Before You Happened
Kelley Crowley
Poetry
Thank you, Patricia Lockwood.
You are the praying mantis that
ripped off my head.
You reached out with long limbs and played Twister in my brain.
At 51 I didn’t know poetry could
bend me backward and
make me like it.
Has anyone called you their muse before?
I thought that I wanted to be a muse.
I thought that I wanted to be Layla, who was also got Something.
But since you happened
I realized
epiphanized
that I’d rather be Clapton or Harrison because, frankly, anyone can wear white go-go boots.
Before this morning*
I never thought of poetry.
I didn’t say that I don’t like poetry.
I said I didn’t write poetry
because its’ mojo is a special sauce, and no one really knows the recipe since some like it
spicier than others.
And you, Patricia Lockwood, are a ghost pepper.
.
I’ve always wondered about poets.
How do they get in there?
How do they get into
those deep belly holes
and pull out all of that lint and sticky and smell?

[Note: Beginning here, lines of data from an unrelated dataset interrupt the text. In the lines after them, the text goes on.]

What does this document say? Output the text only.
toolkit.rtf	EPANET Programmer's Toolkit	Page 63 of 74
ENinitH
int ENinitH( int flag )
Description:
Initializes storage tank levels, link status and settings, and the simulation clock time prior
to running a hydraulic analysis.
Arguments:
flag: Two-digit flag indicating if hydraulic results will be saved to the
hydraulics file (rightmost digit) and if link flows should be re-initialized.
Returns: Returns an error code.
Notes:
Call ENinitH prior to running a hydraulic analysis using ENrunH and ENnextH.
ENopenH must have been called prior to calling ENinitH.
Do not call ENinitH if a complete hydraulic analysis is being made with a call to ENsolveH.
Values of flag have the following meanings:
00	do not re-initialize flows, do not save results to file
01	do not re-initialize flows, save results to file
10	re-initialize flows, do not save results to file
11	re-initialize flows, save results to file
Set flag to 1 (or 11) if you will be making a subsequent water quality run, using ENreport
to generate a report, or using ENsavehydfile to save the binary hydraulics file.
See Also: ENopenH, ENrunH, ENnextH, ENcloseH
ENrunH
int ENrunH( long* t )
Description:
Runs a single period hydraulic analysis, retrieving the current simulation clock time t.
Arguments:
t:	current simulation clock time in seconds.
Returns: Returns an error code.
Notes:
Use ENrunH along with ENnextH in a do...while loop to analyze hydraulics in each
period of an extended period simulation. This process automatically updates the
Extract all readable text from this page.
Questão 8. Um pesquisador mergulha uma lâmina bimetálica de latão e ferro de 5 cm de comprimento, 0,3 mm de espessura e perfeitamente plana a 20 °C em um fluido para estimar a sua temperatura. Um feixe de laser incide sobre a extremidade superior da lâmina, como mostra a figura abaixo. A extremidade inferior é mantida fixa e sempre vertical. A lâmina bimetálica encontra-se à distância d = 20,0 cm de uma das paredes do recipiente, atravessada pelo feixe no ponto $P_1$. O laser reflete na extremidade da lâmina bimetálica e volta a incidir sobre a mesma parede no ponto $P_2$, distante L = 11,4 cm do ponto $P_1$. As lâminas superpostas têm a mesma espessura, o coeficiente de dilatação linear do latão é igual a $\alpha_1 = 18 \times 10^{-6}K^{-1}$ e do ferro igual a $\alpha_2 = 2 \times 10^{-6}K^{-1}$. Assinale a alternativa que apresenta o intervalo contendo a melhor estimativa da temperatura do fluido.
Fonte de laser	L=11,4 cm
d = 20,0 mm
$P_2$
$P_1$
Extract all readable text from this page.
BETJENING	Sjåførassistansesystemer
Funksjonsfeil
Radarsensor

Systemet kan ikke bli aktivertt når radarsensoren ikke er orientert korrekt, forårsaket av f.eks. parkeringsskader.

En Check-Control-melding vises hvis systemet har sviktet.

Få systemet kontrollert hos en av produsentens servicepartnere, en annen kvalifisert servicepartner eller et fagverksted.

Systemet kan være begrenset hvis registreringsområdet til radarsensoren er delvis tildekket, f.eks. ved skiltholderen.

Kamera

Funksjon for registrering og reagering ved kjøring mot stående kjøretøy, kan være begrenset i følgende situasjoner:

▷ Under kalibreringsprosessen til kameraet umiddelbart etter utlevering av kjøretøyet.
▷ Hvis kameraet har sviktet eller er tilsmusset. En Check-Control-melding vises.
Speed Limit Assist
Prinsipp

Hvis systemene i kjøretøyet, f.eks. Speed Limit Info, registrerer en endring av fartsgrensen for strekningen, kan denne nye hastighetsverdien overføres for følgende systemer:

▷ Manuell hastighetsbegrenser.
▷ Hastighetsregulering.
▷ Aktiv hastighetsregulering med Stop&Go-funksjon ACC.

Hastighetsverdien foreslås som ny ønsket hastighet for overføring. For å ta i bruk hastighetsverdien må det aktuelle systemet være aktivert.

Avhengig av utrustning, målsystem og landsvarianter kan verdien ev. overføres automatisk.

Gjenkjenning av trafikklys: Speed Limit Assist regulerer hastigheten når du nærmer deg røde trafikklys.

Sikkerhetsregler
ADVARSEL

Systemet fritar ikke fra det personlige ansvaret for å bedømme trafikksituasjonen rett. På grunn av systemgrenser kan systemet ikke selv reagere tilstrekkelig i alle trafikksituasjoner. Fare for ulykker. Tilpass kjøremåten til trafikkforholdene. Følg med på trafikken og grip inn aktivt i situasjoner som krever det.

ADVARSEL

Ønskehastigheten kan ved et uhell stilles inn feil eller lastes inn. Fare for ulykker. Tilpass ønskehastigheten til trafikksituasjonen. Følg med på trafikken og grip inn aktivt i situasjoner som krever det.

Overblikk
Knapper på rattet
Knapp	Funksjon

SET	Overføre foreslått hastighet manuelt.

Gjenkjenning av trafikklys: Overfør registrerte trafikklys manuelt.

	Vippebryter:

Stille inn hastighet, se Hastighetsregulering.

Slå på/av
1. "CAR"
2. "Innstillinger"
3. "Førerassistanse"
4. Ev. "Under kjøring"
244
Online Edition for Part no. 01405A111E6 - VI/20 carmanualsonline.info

I sniff it, roll it around on my thumb for a moment
then flick it away.
But poets, they don’t flick
they go beyond sniff and roll
they marvel at it, stare into the tight little lint ball
like a Wiccan peering into a polished crystal
Crap.
This is why I’m not a poet.
Real poets, like you, don’t make effortless, mundane metaphors disguised as something clever.
Real poets make metaphors that
kick and
punch and
rip off your clothes.
How your words feel in my
mouth
how they shook my
head
was so confusing.
I got to the end and wasn’t sure I liked it,
the thrill of you made me a little sick.
But here I am, back in line, ready to do it again.
What a glory it must be to make someone puke with words.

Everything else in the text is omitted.